L’institut d’études spécialisé dans l’analyse économique sectorielle Xerfi vient de publier une étude sur « Le marché du tourisme durable – Succès de l’écotourisme, du slow tourisme, de l’itinérance douce : quelles stratégies d’adaptation pour les acteurs traditionnels ? ».
Et c’est vrai que, plus que jamais, la question se pose. La crise climatique n’est plus à nos portes mais bel et bien en train de transformer nos vies. Nous devons changer de regard sur le vivant, réduire notre consommation d’eau et d’énergie, changer nos modèles agricoles, réinventer notre manière de voyager.

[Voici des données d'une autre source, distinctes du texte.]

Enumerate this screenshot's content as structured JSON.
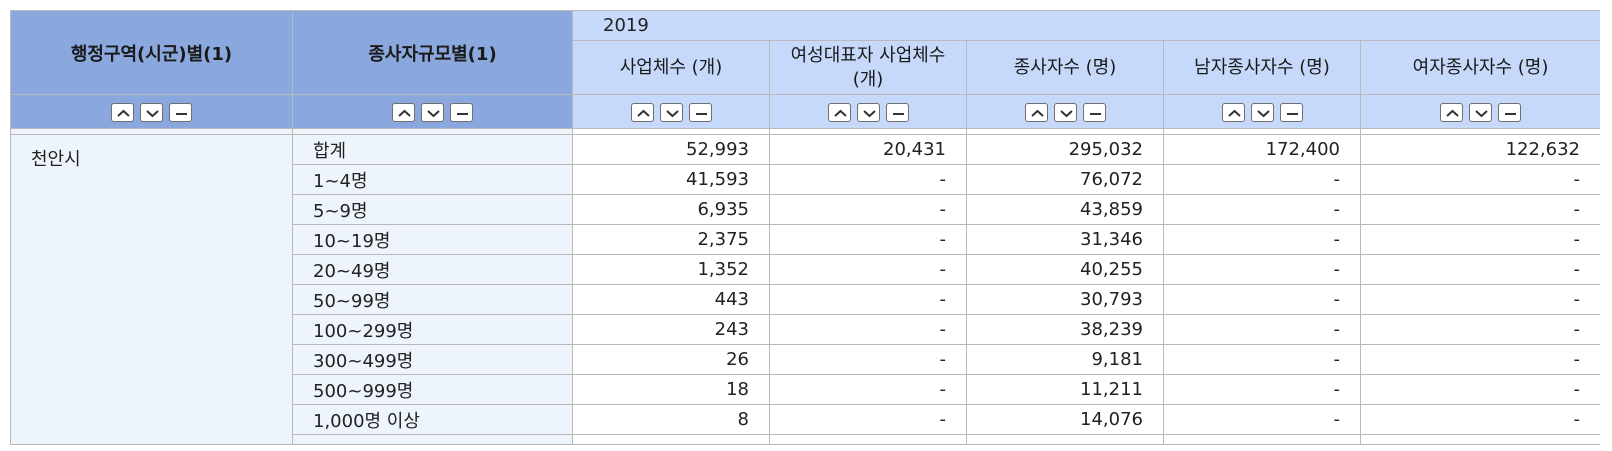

Chacun en est conscient, et, dans le tourisme comme ailleurs, c’est tout une industrie qui doit opérer sa mue. Le besoin est réel, pour des raisons de développement durable mais aussi pour suivre la demande croissante de la clientèle. En gros, le tourisme doit transformer son offre ou fermer ses entreprises… Ou peut-être pas ? Ou peut-être pas encore ? Au-delà des impressions biaisées par l’endroit d’où on regarde, Xerfi propose une étude sur la question.

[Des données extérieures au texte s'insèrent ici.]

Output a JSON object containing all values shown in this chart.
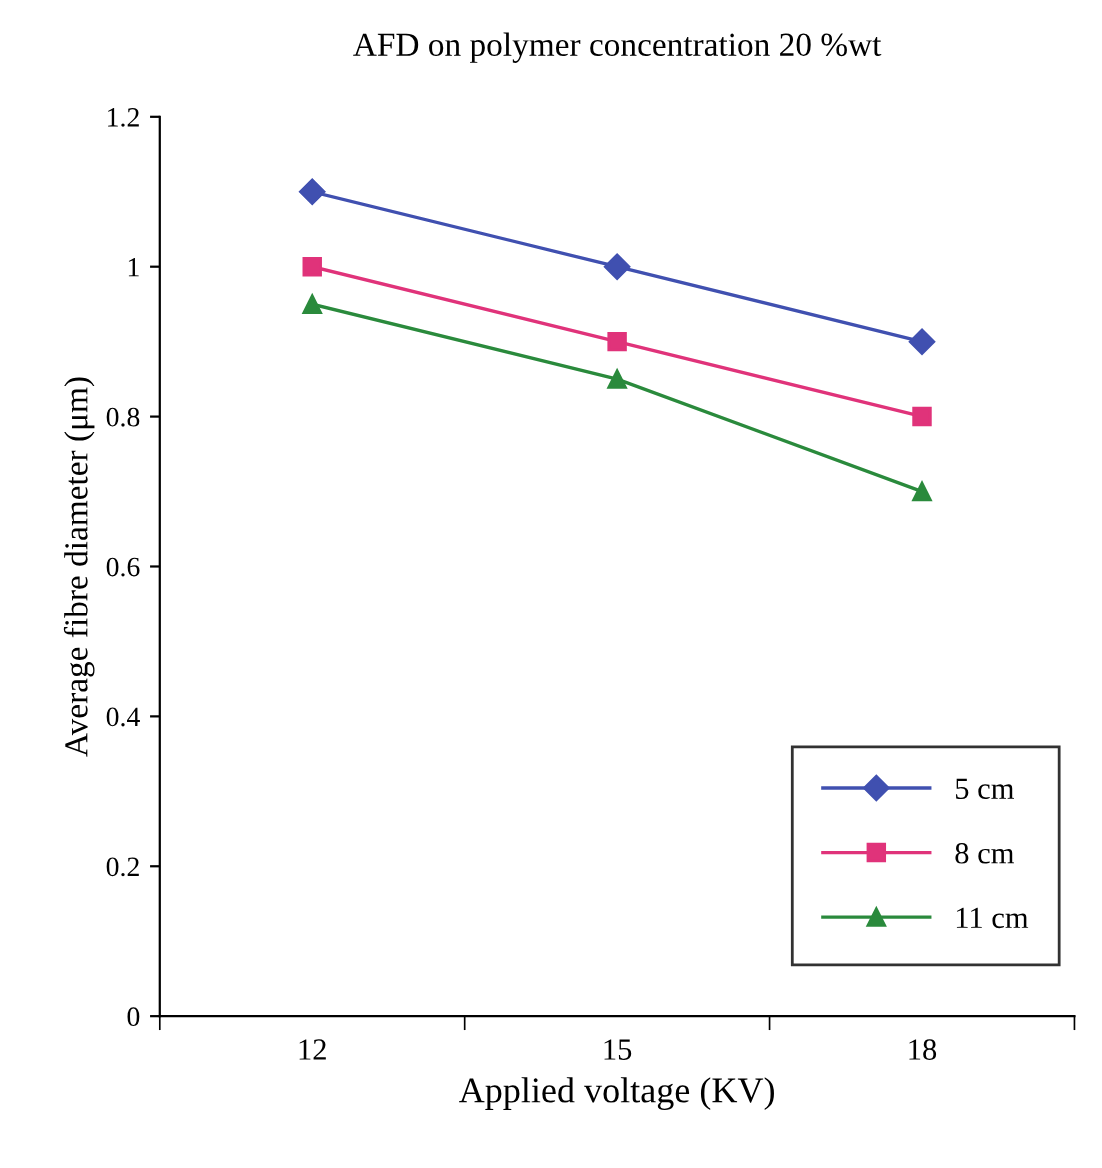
{
  "chart_data": {
    "type": "line",
    "title": "AFD on polymer concentration 20 %wt",
    "xlabel": "Applied voltage (KV)",
    "ylabel": "Average fibre diameter (μm)",
    "categories": [
      "12",
      "15",
      "18"
    ],
    "series": [
      {
        "name": "5 cm",
        "color": "#4050b0",
        "marker": "diamond",
        "values": [
          1.1,
          1.0,
          0.9
        ]
      },
      {
        "name": "8 cm",
        "color": "#e0337a",
        "marker": "square",
        "values": [
          1.0,
          0.9,
          0.8
        ]
      },
      {
        "name": "11 cm",
        "color": "#2a8a3c",
        "marker": "triangle",
        "values": [
          0.95,
          0.85,
          0.7
        ]
      }
    ],
    "ylim": [
      0,
      1.2
    ],
    "yticks": [
      0,
      0.2,
      0.4,
      0.6,
      0.8,
      1,
      1.2
    ],
    "grid": false,
    "legend": "bottom right",
    "line_style": "solid"
  }
}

L’étude « Le marché du tourisme durable – Succès de l’écotourisme, du slow tourisme, de l’itinérance douce : quelles stratégies d’adaptation pour les acteurs traditionnels ? » a pour but à la fois d’analyser le marché et ses perspectives à très court terme (2025), d’identifier les acteurs via une cartographie des spécialistes du tourisme durable, et de décrypter les tendances et les stratégies développées pour coller à une demande et un besoin de durabilité.
Le tourisme durable, une révolution en marche ?
Face à la prise de conscience citoyenne, le secteur du tourisme se réinvente et réfléchit à de nouvelles manières de voyager. De plus en plus, les jeunes entreprises du tourisme se tournent vers l’écoresponsabilité. On voit naître des start-ups liées à l’hébergement durable ou qui misent sur le développement du rail et des mobilités douces. Les agences réceptives valorisent l’authenticité ou l’agrotourisme bio, et se tournent vers des agences de voyages ou TO qui de leur côté optent pour le local.
« Pour certains tour-opérateurs (TO) spécialisés sur ces segments, l’audience en ligne a connu une croissance vertigineuse ces dernières années, en hausse de 60% entre 2016 et 2022 » indique l’étude Xerfi, ajoutant que leur chiffre d’affaires devrait augmenter en moyenne de 10% par an d’ici 2025.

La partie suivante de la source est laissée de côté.